Con la Restaurazione, a Firenze riappare la Comunità leopoldina. L’antico spirito autonomista torna a soffiare, soprattutto dopo i moti insurrezionali del ’48. A combattere contro l’Austria accanto ai Piemontesi ci sono i sudditi del Granduca; a Curtatone e Montanara – le ‘Termopili toscane’ – i volontari del generale Cesare De Laugier arrestano le forze austriache, di cinque volte superiori. Del mitico comandante, l’Archivio custodisce il carteggio privato, i sogni, gli ardori. E’ questa la Toscana che confluisce nello Stato unitario: figlia del buongoverno granducale, (quasi) scevra di esperienze liberticide, forte di uno statuto più avanzato di quello Albertino. “Entrando in Italia – continua Manetti – la classe dirigente regionale vuole mantenere questo assetto autonomistico, ha grandi aspirazioni, è sempre un po’ ribelle: lo si vede anche in epoca fascista. Ma è una scommessa persa”. Firenze viene schiacciata dalle grandi città, relegata a capitale dell’arte (per poi accontentarsi dell’artigianato). L’alta borghesia produttiva finisce scalzata dalla piccola, che di alto conserva solo l’ambizione.

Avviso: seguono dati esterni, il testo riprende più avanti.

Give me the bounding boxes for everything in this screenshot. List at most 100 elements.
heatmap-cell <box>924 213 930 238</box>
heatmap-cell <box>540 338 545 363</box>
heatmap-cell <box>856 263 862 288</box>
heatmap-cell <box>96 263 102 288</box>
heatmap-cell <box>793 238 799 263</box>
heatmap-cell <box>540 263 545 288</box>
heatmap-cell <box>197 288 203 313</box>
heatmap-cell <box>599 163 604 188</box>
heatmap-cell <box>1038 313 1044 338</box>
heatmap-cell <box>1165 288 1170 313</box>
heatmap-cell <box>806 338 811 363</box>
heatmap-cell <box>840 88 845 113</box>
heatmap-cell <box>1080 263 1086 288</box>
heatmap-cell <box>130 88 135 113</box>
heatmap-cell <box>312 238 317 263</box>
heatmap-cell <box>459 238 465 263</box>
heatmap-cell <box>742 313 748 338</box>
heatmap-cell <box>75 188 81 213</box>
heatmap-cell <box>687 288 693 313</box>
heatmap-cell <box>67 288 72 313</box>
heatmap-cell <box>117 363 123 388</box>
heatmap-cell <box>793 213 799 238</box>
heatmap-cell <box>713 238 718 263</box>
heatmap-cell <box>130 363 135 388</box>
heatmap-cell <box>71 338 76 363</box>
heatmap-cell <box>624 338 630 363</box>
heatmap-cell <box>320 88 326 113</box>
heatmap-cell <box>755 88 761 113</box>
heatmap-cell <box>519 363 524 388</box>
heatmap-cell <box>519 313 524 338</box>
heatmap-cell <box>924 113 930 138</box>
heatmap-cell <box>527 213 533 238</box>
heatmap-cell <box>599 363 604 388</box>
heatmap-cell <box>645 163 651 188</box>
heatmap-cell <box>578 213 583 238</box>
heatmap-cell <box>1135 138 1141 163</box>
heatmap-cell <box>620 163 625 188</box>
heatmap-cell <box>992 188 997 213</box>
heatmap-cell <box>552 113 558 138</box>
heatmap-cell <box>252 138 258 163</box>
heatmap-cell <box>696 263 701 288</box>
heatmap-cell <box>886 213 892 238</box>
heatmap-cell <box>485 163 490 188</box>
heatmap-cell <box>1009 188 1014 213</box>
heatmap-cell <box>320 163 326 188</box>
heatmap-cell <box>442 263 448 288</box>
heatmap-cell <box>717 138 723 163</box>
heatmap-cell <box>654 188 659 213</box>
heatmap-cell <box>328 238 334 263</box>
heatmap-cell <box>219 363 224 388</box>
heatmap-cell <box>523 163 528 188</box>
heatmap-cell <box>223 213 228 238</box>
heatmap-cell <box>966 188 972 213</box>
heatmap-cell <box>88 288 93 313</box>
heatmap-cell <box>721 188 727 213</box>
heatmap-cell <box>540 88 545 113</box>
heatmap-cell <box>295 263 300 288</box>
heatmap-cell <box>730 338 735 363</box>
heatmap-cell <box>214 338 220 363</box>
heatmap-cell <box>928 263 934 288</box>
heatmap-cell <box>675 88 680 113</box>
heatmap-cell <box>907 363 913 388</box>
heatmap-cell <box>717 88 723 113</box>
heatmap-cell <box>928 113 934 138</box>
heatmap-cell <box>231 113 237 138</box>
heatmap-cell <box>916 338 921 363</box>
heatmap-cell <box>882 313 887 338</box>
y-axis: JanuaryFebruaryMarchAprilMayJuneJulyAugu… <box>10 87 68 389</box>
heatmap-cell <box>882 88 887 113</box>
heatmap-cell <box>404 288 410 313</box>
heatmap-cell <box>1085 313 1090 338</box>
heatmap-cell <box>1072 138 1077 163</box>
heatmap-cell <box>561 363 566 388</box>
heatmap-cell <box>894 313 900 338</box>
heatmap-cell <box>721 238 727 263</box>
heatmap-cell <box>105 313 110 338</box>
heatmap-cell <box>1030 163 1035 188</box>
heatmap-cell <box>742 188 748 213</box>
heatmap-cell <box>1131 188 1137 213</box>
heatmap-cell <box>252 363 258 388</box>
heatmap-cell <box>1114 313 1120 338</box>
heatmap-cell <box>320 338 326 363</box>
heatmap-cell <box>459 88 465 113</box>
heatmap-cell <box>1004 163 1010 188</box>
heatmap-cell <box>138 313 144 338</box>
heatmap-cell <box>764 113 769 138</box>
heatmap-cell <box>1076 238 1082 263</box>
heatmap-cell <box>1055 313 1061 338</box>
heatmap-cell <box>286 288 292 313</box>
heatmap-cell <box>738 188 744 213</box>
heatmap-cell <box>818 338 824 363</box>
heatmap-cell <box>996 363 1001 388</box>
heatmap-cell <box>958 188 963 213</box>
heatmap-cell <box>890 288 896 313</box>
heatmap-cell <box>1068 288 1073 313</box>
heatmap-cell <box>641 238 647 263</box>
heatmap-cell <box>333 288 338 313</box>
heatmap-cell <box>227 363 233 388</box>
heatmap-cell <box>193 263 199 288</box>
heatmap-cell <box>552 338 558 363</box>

Che i sogni sovrastino i mezzi, lo si vede nella favola bella di Firenze capitale – raccontata in Archivio – conclusa con un Comune strangolato dalle banche, in bancarotta (1878) e costretto a svendere un centro storico ridotto in macerie per far ripartire l’economia. Quanto all’anima ribelle del periodo fascista, decisamente non trapela dall’organizzazione della visita di Hitler a Firenze, nel maggio del 1938. Per scarrozzare il fuhrer fra statue di cartapesta e finte fontane, fasci e svastiche, giochi di luce e fuochi d’artificio – per una durata complessiva di 12 ore – il Comune spende un quarto del bilancio cittadino: 19 milioni di lire, sufficienti a mandarlo in tilt. In compenso il 17 agosto del ’44 le prime due ordinanze del Comune liberato rispondono a due precise richieste della comunità ebraica. Nella prima, si stabilisce che sui documenti sia abolita qualsiasi annotazione di tipo razziale. Nella seconda, che l’archivio dell’ufficio ‘Razza’ non sia soppresso, bensì conservato in un armadio sotto chiave: è l’unico modo per ritrovare tutti i membri della comunità dispersi dal conflitto. E mentre i partigiani continuano a combattere, Pieraccini esegue. Gli americani – volenti o nolenti – prendono atto. Un anno prima di Roma, Firenze recupera la propria amministrazione.